Während die Basis des If Convertibles Windows 8 als Betriebssystem nutzen soll,  wird das Slingshot-Smartphone mit Android ausgestattet sein. Außerdem ist eine Ubuntu Version in Planung.

Bisher ist das If Convertible noch in der Finanzierungsphase und die finalen technischen Spezifikationen stehen noch nicht ganz fest. Jeff Batio hat aber natürlich schon genauere Vorstellungen, was das If Convertible können wird. So sollen beide Displays jeweils mit einer Full HD-Auflösung (1920×1080 Pixeln) ausgestattet sein, im Inneren soll ein x86 Multi-Core Prozessor zum Einsatz kommen. Das „Slingshot“-Smartphone soll den „schnellsten Multi-Core Prozessor in einem Mobilfunkgerät besitzen“, was genau das heißt, bleibt wohl noch abzuwarten.

Sowohl die Basis als auch das Slingshot werden natürlich mit einem eigenen Akku ausgestattet sein. Der des Smartphones soll dabei 3.000 mAh groß sein, im Zusammenspiel mit dem Akku der Basis soll die Akkulaufzeit des If Convertible bei 18 Stunden liegen.

Sowohl die Basis als auch das Smartphone sollen jeweils über 4 GB RAM und 128 GB internen Speicher verfügen, diese sollen mittels SD-Karten um maximal weitere 128 GB erweitert werden können.

Natürlich sind auch Kameras in dem Gerät vorhanden, je nach Modell (ja, es soll unterschiedliche Varianten des Gerätes geben) hat die Frontkamera eine Auflösung von 13 oder 41 MP.

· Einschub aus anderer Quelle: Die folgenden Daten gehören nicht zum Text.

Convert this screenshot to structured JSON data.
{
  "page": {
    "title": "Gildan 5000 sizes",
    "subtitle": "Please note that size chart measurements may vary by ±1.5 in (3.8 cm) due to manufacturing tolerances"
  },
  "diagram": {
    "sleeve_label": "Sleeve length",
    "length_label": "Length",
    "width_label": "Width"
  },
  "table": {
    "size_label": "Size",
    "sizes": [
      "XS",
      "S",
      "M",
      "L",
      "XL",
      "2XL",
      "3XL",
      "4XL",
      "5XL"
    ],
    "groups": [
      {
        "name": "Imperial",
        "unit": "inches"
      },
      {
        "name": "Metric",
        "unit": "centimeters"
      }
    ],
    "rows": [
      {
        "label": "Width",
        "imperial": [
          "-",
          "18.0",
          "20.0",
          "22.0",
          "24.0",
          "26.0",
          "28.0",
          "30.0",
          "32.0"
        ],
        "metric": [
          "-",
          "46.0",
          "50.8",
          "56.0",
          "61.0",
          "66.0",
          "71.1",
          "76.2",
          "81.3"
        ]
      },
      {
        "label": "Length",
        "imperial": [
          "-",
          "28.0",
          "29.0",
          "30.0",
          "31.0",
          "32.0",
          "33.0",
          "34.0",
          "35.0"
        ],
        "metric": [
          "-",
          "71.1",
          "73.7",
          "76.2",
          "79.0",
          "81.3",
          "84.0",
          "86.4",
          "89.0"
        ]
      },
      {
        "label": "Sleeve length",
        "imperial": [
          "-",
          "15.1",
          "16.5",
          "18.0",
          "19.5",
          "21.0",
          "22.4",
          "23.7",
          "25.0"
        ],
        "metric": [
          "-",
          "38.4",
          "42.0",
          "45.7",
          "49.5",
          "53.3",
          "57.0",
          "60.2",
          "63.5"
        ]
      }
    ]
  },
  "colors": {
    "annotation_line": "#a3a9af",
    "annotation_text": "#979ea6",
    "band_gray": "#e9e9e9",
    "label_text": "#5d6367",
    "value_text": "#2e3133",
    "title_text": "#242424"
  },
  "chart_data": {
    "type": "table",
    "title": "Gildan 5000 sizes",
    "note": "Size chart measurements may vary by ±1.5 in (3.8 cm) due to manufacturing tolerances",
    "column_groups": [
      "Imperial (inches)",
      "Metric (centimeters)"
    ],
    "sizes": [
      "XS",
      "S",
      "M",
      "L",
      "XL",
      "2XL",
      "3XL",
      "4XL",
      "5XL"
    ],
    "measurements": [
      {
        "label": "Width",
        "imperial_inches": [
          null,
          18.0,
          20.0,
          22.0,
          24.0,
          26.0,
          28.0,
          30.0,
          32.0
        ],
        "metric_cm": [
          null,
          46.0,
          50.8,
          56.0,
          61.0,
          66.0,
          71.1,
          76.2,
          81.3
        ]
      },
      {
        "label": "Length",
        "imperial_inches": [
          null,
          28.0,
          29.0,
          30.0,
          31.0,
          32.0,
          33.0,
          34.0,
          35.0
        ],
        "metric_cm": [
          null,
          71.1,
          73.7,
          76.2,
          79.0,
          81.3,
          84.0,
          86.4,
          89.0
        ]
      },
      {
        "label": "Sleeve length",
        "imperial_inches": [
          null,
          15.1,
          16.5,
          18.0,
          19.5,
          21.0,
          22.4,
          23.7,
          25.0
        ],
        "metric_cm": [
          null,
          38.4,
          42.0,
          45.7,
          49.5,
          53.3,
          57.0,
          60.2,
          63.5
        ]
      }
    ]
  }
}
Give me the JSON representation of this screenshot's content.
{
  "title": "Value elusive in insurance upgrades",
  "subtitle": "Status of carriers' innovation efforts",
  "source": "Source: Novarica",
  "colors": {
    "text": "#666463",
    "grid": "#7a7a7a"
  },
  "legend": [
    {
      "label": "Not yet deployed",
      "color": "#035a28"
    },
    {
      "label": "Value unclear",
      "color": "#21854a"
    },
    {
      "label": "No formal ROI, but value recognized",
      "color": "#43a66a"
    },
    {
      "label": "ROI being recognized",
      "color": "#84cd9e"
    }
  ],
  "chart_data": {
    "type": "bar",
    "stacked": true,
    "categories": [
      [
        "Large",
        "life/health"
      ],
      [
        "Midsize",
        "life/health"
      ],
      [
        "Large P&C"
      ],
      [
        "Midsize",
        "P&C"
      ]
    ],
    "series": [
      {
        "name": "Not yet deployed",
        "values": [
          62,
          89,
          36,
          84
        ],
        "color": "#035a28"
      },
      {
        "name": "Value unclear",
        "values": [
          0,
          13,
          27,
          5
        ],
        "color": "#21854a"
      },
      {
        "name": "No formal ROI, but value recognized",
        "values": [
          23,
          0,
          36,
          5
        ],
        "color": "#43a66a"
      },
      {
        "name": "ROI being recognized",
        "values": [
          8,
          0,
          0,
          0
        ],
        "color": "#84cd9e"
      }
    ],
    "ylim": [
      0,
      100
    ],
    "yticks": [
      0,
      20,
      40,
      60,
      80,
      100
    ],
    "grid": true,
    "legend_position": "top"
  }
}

Ebenfalls in beiden Komponenten wird sich ein LTE-Modul befinden, wie Jeff Batio das Gerät bewirbt, soll hierfür allerdings nur ein Datenplan für beide Geräte benötigt werden.

Die Maße des If Convertible belaufen sich auf 155 x 107,9 mm, Gesamtgewicht des liegt bei etwa 450 Gramm.

If-Convertible-Specs

Jetzt muss das Ding nur noch gebaut werden

Wie bereits erwähnt befindet sich das If Convertible derzeit in der Finanzierungsphase, die dazugehörige Kampagne läuft auf der Seite Indiegogo. Damit das 3-in-1 Gerät auch Realität wird, ist natürlich Geld nötig. Wer sich für das If Convertible interessiert, ist ist 649 Dollar (ca. 478 Euro) für die Ubuntu/Android-Variante dabei, das günstigste Windows/Android-Modell kostet 799 Dollar (ca. 589 Euro). Wer etwas mehr Geld springen lassen will kann außerdem zum Executive Package für 1299 Dollar (ca. 958 Euro) greifen, bei dem das Gerät mit einem hochwertigeren Finish in gewünschter Farbe versehen wird. Dazu kommen dann noch Schutzhüllen und eine Tasche und eine Gravur.

Die Indiegogo Kampagne läuft noch 16 Tage, bisher ist das Ziel allerdings noch in weiter Ferne, denn von den benötigten 100.000 Dollar sind bisher erst knapp 7.000 Dollar zusammen gekommen. Aber vielleicht tut sich da ja noch was.